Forever 21 files for bankruptcy

Author: CBS/AP
Published: Updated:
Credit: Forever21 Store Canada. Attribution 2.0 Generic (CC BY 2.0) https://creativecommons.org/licenses/by/2.0/deed.en

Forever 21, a one-time destination for shoppers that fell victim of its own rapid expansion and changing consumer tastes, filed for Chapter 11 bankruptcy protection Sunday. The privately held company based in Los Angeles says it will close up to 178 stores.

The company once had more than 800 stores in 57 countries. According to a press release, Forever 21 obtained $350 million “to facilitate restructuring”: $275 million from JP Morgan Chase and $75 million from TPG Sixth Street Partners.

“This was an important and necessary step to secure the future of our Company, which will enable us to reorganize our business and reposition Forever 21,” Linda Chang, Executive Vice President of Forever 21, Inc., said in a statement.

Forever 21 joins Barneys New York and Diesel USA in a growing list of retailers seeking bankruptcy protection as they battle online competitors. Others like Payless ShoeSource and Charlotte Russe have shut down completely.

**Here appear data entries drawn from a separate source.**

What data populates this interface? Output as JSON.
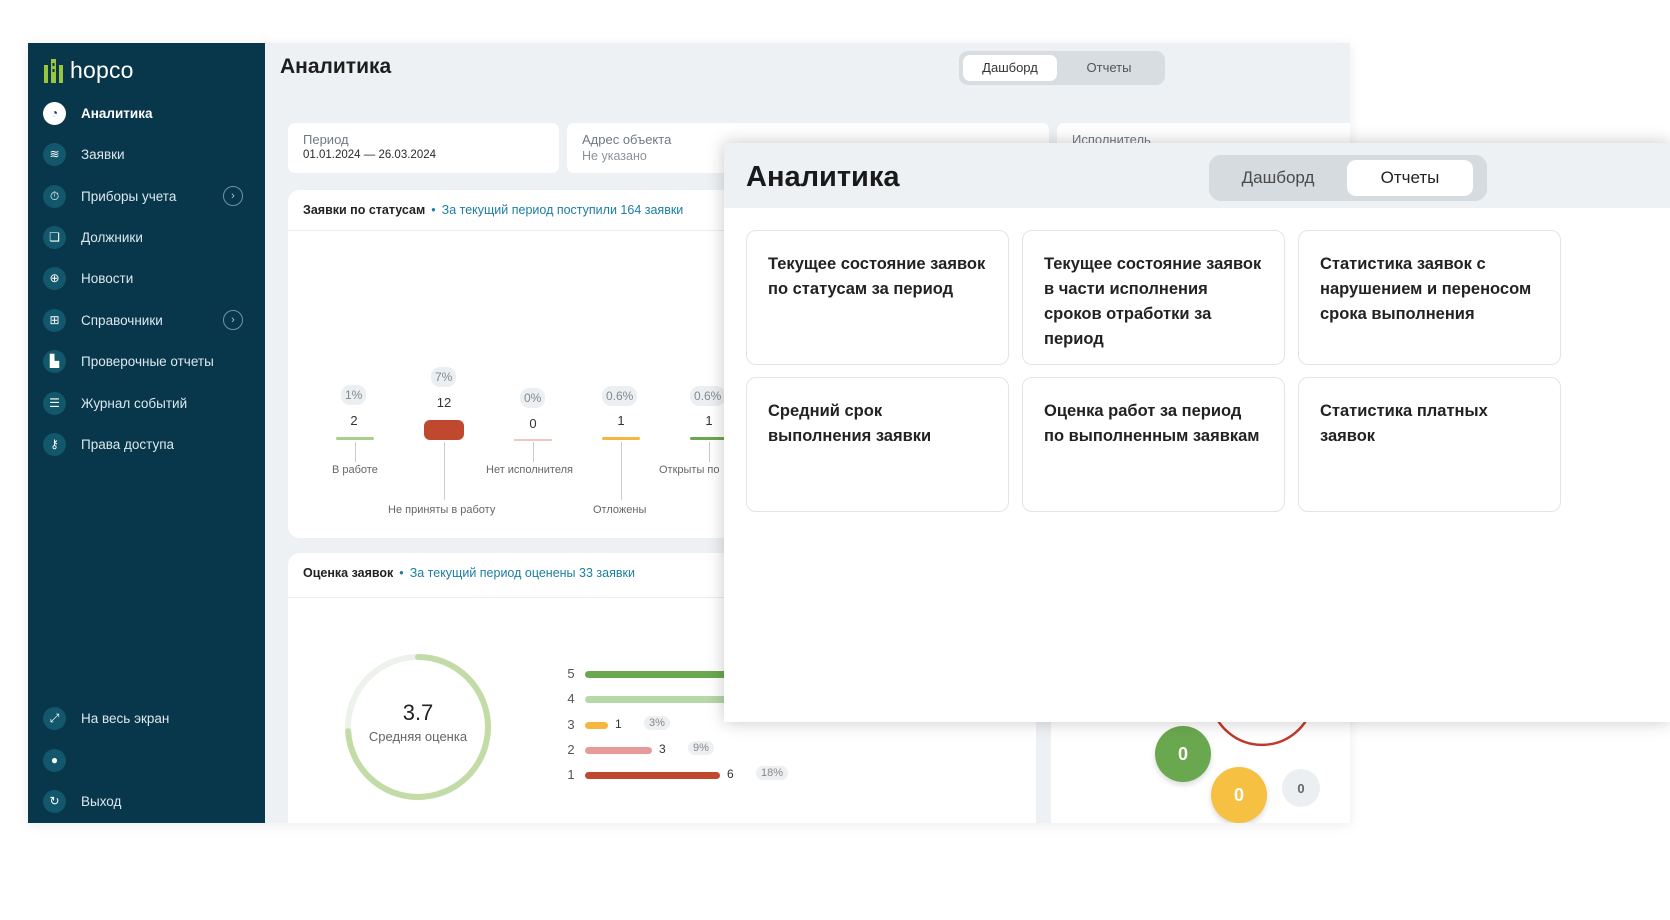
{
  "back": {
    "brand": "hopco",
    "nav": [
      {
        "label": "Аналитика",
        "icon": "pie-chart-icon",
        "active": true
      },
      {
        "label": "Заявки",
        "icon": "layers-icon"
      },
      {
        "label": "Приборы учета",
        "icon": "stopwatch-icon",
        "expandable": true
      },
      {
        "label": "Должники",
        "icon": "coins-icon"
      },
      {
        "label": "Новости",
        "icon": "globe-icon"
      },
      {
        "label": "Справочники",
        "icon": "grid-icon",
        "expandable": true
      },
      {
        "label": "Проверочные отчеты",
        "icon": "chart-report-icon"
      },
      {
        "label": "Журнал событий",
        "icon": "list-icon"
      },
      {
        "label": "Права доступа",
        "icon": "key-icon"
      }
    ],
    "bottom_nav": [
      {
        "label": "На весь экран",
        "icon": "fullscreen-icon"
      },
      {
        "label": "",
        "icon": "user-icon"
      },
      {
        "label": "Выход",
        "icon": "logout-icon"
      }
    ],
    "title": "Аналитика",
    "tabs": [
      "Дашборд",
      "Отчеты"
    ],
    "active_tab": "Дашборд",
    "filters": {
      "period_label": "Период",
      "period_value": "01.01.2024 — 26.03.2024",
      "address_label": "Адрес объекта",
      "address_value": "Не указано",
      "executor_label": "Исполнитель"
    },
    "status_card": {
      "title": "Заявки по статусам",
      "subtitle": "За текущий период поступили 164 заявки",
      "items": [
        {
          "pct": "1%",
          "count": "2",
          "label": "В работе",
          "color": "#a8d08d"
        },
        {
          "pct": "7%",
          "count": "12",
          "label": "Не приняты в работу",
          "color": "#c0482f"
        },
        {
          "pct": "0%",
          "count": "0",
          "label": "Нет исполнителя",
          "color": "#f2c4c4"
        },
        {
          "pct": "0.6%",
          "count": "1",
          "label": "Отложены",
          "color": "#f6b73c"
        },
        {
          "pct": "0.6%",
          "count": "1",
          "label": "Открыты по",
          "color": "#6aa84f"
        }
      ]
    },
    "rating_card": {
      "title": "Оценка заявок",
      "subtitle": "За текущий период оценены 33 заявки",
      "average": "3.7",
      "average_label": "Средняя оценка",
      "average_fraction": 0.74,
      "rows": [
        {
          "grade": "5",
          "count": "",
          "pct": "",
          "color": "#6aa84f"
        },
        {
          "grade": "4",
          "count": "",
          "pct": "",
          "color": "#b6d7a8"
        },
        {
          "grade": "3",
          "count": "1",
          "pct": "3%",
          "color": "#f6b73c"
        },
        {
          "grade": "2",
          "count": "3",
          "pct": "9%",
          "color": "#e89a9a"
        },
        {
          "grade": "1",
          "count": "6",
          "pct": "18%",
          "color": "#c0482f"
        }
      ]
    },
    "bubbles": [
      {
        "value": "0",
        "color": "#6aa84f"
      },
      {
        "value": "0",
        "color": "#f6c042"
      },
      {
        "value": "0",
        "color": "#eceff1"
      }
    ]
  },
  "front": {
    "title": "Аналитика",
    "tabs": [
      "Дашборд",
      "Отчеты"
    ],
    "active_tab": "Отчеты",
    "reports": [
      "Текущее состояние заявок по статусам за период",
      "Текущее состояние заявок в части исполнения сроков отработки за период",
      "Статистика заявок с нарушением и переносом срока выполнения",
      "Средний срок выполнения заявки",
      "Оценка работ за период по выполненным заявкам",
      "Статистика платных заявок"
    ]
  }
}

So far this year, publicly traded U.S. retailers have announced they will close 8,558 stores and open 3,446, according to the global research firm Coresight Research. That compares with 5,844 closures and 3,258 openings in all of 2018.

Coresight estimates the store closures could number 12,000 by the end of 2019.

Forever 21 was founded in 1984 and, along with other so-called fast fashion chains like H&M and Zara, rode a wave of popularity among young customers that took off in the mid-1990s.

The company’s popularity grew during the Great Recession, when shoppers sought fashion bargains.

But over the last year or so, fast fashion has fallen out of style. Young customers are losing interest in throw-away clothes and are more interested in buying eco-friendly products.